As a Baptist minister, I have lots of conversations with people about baptism. Besides confessing Christ as Lord, believers baptism is the only other requirement for becoming a member of a Baptist church. Other denominations have classes that must be attended for a number of weeks before baptism. Baptism is a highly-regarded sacrament for a Baptist church and, indeed, how you view baptism does matter.
I’ve served at a church that practices infant baptism. It is essential for that church that no one have two baptisms. They refer to the creed where it says there is one baptism, so as long as you have been baptized, you can take communion and move towards membership. In their view of baptism, parents dedicate their children to be raised as Christians so they baptize them right away, believing that the child will make a decision to accept Christ at their confirmation (between the ages of 12-14). Every time baptism is done in their church all who have been baptized participate by recommitting the baptismal vows. Cradle members cannot remember their baptism except through photos their parents took, but they are charged to remember what their baptism meant then and means now.
When I discuss baptism with adults who were baptized as infants, I confirm that I understand the thinking that there is only one baptism.
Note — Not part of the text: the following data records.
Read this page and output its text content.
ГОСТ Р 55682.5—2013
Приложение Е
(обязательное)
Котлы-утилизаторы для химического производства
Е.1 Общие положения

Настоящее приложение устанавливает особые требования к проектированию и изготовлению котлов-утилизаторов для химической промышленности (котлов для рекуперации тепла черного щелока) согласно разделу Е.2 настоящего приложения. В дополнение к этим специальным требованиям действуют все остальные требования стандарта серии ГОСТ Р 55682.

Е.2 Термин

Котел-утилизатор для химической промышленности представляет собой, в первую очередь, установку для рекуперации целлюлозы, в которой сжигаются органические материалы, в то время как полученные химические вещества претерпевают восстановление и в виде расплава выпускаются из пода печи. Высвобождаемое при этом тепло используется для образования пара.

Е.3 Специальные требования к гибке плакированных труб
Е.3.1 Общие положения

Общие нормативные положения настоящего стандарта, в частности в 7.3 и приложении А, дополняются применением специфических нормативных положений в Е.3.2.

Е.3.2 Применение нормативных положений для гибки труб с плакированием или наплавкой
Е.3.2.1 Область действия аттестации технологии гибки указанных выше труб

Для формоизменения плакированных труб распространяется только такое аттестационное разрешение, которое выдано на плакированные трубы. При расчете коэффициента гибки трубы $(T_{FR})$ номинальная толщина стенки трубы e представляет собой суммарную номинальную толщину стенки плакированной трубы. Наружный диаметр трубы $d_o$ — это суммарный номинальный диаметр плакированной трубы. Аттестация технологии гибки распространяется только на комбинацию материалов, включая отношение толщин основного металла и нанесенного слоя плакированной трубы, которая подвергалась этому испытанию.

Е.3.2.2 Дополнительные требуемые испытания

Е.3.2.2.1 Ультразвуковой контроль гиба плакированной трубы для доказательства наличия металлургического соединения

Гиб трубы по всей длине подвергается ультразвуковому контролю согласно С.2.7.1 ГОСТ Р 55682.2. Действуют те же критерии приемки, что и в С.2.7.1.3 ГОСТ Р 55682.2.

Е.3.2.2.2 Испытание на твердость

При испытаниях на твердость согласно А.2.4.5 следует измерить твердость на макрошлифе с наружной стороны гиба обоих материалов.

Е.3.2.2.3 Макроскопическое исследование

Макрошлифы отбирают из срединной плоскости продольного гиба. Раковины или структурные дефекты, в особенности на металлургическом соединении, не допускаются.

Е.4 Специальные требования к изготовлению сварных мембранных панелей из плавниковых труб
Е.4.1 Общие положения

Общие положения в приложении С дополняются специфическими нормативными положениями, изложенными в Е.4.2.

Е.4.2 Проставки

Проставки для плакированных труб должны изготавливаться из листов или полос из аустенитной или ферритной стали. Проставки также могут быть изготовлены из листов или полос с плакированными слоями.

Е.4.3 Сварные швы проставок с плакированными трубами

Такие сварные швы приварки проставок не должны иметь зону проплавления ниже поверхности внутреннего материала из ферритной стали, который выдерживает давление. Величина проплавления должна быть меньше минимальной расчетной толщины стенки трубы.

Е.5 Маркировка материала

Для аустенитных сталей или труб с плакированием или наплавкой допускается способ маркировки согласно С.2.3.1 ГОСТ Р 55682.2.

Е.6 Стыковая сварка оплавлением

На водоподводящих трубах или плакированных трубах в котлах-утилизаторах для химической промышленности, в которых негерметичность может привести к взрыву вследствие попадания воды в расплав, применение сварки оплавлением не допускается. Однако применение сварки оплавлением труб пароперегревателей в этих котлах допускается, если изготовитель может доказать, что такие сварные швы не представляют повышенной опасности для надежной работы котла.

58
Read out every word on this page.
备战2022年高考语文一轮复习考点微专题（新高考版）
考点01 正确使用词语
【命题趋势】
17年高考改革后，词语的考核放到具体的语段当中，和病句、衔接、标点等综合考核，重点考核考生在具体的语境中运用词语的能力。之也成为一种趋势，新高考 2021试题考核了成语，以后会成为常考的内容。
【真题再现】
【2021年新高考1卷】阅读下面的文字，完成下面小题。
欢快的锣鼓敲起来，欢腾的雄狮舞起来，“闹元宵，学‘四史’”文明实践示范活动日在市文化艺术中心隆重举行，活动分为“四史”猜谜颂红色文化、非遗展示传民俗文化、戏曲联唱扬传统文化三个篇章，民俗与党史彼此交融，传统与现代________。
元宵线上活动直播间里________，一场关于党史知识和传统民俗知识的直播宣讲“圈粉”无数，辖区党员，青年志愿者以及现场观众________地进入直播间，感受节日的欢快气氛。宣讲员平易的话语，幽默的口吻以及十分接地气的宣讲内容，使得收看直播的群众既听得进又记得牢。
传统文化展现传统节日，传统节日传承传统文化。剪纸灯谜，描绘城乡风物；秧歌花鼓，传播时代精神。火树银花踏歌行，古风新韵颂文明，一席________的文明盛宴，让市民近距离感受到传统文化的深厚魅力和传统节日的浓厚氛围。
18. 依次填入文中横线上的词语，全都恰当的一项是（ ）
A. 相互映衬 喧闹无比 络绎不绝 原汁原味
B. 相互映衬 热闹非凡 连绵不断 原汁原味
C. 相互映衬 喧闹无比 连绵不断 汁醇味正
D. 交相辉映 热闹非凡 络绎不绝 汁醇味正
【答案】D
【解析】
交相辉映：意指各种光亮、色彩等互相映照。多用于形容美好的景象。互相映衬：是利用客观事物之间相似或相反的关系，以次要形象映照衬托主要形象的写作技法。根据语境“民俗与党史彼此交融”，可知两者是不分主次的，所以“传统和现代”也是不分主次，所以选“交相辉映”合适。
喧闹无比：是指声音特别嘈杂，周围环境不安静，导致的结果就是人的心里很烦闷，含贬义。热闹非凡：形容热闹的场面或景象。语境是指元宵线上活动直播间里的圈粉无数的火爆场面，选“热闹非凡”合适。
However, I explain that the sacrament of baptism is very important in the Baptist church because in your believer’s baptism you are acknowledging the great salvation that you have received in Jesus Christ and you are willing to publicly declare that you are a Christian, even if you have been a Christian for many years.
There is resistance for a variety of reasons. I understand this. I share my own experience of baptism (I was raised a Baptist) at seven years old. It was only months after I accepted Christ. I didn’t think about what it meant to stand up in front of the whole church proclaim that I am a Christian and be baptized, rather it was just what we did at church. I liked the fact that the baptismal waters in my church baptistery were warm that cold March night. I knew people in my church were happy that I did it. I didn’t know why. For me, it was kind of fun to go swimming at church and finally experience what it felt like for the pastor to: dump you under water while wearing a white robe, change into dry clothes, and come back to sit with your family wet hair dripping down. I had only seen this happening before. At seven years old I didn’t understand the spiritual significance of what I agreed to do through being baptized. My church didn’t teach me, nor do I think I could have fully grasped the knowledge had they offered it.
Now I see baptism as an honor. I recognize better that it is significant and meaningful to God therefore it is meaningful to me. I am one of those people who stop the children I know who get baptized, look into their eyes and assure them that it was the most important decision they will ever make. I hope that in their lifetimes they will come to actually understand why my words are true. It takes spiritual maturity to recognize the significance of baptism. Peter explains baptism to Christians in 1 Peter 3:20-22:
To those who were disobedient long ago when God waited patiently in the days of Noah while the ark was being built. In it only a few people, eight in all, were saved through water, and this water symbolizes baptism that now saves you also—not the removal of dirt from the body but the pledge of a clear conscience toward God. It saves you by the resurrection of Jesus Christ, who has gone into heaven and is at God’s right hand—with angels, authorities and powers in submission to him.
Baptism is an act of obedience that has more meaning to God that I can ever comprehend. I don’t know which church is right or wrong about how to best practice baptism; I just know that I want to be a part of God’s church through baptism, so I will comply to the church’s interpretation of which I am a member. Peter helps me see that God was planning baptism to be the entry point of His church all along, even when He saved humankind through the flood. Baptism is a beautiful reminder of the love and grace of our Great God!